For 38 years, Arts4All Florida’s staff has championed arts education and cultural experiences for and by people with disabilities throughout the state.  Through the decades, the not-for-profit organization’s inclusive programming has ranged from youth camps and arts education in schools, Department of Juvenile Justice facilities, and community centers to artist residencies and public performances. In recent years, the organization, which was founded as a VSA state affiliate and rebranded as Arts4All Florida in 2019, added a new component to its offerings: a training program for Florida’s arts centers, theaters, museums, cultural organizations and other venues. “We recognized how important it was for us to connect with artistic organizations and train their employees, docents and volunteers on how to be fully accessible, not just physically accessible, but also warm and welcoming,” says Wendy Finklea, director of programming. These half-day workshops provide arts organizations with the tools they need to develop and expand inclusive programming. Training can be tweaked based on the needs of the organization, she adds. “Depending on the type of cultural center, we can tailor the training. The needs of a museum are much different from the needs of a theater.”
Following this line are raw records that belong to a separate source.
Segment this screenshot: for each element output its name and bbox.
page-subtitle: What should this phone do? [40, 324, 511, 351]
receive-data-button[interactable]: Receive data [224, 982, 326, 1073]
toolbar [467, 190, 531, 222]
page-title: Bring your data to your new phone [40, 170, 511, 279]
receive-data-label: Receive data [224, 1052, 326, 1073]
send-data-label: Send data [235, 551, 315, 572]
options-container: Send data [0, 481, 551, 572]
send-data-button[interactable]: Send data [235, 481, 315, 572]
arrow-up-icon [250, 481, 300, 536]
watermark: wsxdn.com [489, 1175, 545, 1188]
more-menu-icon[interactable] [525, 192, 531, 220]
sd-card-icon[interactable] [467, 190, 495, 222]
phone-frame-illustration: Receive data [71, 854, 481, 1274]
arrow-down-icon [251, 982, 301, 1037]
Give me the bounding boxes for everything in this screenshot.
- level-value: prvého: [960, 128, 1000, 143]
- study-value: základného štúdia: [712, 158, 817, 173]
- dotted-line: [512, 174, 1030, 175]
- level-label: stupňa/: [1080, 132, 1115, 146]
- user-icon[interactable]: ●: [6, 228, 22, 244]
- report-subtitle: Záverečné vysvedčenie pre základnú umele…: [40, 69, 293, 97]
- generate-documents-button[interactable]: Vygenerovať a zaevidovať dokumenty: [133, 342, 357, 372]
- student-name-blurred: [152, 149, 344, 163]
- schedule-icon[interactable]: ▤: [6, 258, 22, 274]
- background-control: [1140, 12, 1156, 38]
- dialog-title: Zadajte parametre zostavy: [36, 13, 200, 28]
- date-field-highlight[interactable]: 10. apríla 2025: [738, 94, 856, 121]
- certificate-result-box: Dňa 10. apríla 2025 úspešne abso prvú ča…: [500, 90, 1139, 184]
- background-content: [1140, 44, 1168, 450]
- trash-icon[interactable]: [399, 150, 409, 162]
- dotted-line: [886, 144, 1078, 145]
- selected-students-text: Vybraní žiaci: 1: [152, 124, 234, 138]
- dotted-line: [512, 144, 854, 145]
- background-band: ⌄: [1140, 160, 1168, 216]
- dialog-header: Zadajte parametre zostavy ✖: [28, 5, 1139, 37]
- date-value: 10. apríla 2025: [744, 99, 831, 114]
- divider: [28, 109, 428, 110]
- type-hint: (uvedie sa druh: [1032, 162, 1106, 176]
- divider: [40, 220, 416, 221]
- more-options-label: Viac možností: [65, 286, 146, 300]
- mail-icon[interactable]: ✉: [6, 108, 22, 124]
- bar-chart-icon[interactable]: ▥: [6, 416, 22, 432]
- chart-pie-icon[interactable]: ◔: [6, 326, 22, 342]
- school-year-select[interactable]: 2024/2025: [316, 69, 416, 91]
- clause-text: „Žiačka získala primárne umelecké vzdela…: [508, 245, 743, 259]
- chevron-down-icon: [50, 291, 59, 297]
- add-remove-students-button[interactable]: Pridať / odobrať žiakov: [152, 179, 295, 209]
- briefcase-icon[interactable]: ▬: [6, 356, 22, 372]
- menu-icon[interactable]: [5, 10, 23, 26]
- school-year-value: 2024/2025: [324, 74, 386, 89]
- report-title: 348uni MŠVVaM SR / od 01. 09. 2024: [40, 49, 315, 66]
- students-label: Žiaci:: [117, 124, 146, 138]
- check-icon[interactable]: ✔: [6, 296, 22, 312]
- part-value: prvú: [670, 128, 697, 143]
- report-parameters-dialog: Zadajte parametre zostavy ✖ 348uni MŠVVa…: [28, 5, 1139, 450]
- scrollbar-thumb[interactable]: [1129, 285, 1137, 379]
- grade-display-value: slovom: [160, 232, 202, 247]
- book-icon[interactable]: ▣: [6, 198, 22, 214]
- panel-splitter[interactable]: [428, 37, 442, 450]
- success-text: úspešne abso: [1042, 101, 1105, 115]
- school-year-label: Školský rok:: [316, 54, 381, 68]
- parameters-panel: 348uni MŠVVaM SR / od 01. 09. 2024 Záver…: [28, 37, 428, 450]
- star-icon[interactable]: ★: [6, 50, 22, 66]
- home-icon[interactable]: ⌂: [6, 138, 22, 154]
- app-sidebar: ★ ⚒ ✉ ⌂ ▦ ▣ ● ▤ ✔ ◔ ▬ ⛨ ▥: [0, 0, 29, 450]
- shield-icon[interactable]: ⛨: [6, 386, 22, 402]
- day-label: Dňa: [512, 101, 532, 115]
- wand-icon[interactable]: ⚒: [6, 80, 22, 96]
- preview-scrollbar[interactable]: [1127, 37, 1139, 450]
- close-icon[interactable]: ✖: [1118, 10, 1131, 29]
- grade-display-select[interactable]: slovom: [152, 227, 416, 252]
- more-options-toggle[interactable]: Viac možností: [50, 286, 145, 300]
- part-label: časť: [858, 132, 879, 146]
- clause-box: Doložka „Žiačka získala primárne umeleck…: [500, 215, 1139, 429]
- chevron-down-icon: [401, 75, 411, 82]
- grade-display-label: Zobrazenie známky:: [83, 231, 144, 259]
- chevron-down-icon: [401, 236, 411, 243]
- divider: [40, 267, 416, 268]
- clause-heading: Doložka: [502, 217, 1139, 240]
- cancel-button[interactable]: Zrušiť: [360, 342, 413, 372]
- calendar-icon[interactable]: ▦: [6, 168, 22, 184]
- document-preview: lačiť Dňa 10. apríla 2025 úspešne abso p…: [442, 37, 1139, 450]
Accessibility and inclusiveness at these cultural destinations not only improve the quality of life for the Tampa Bay area’s permanent residents, but also create a better experience for vacationers and short-term residents. “Tourism is so important to our state. You see arts and culture programming for adults increasing during the winter because of all the visitors. They are visiting our area and they have disposable income. They want to visit our museums and other cultural organizations,” Finklea says. Many of these visitors are “aging Americans” who are visually or hearing impaired, she adds. “That’s a huge part of our population.” Hospitality and creative industry executives who have an awareness about what guests of different abilities are looking for when they travel can build and maintain loyal customers.

As part of last year’s rebranding, Arts4All launched “a really robust website.” With information about events and programming offered for individuals with all abilities, Finklea hopes hotel concierges and staff at cultural centers utilize the resource. “We are trying to inform and educate on all of the arts options that are out there,” she says. “Our website is a very informative, very comprehensive guide for people looking for opportunities for people with special needs.”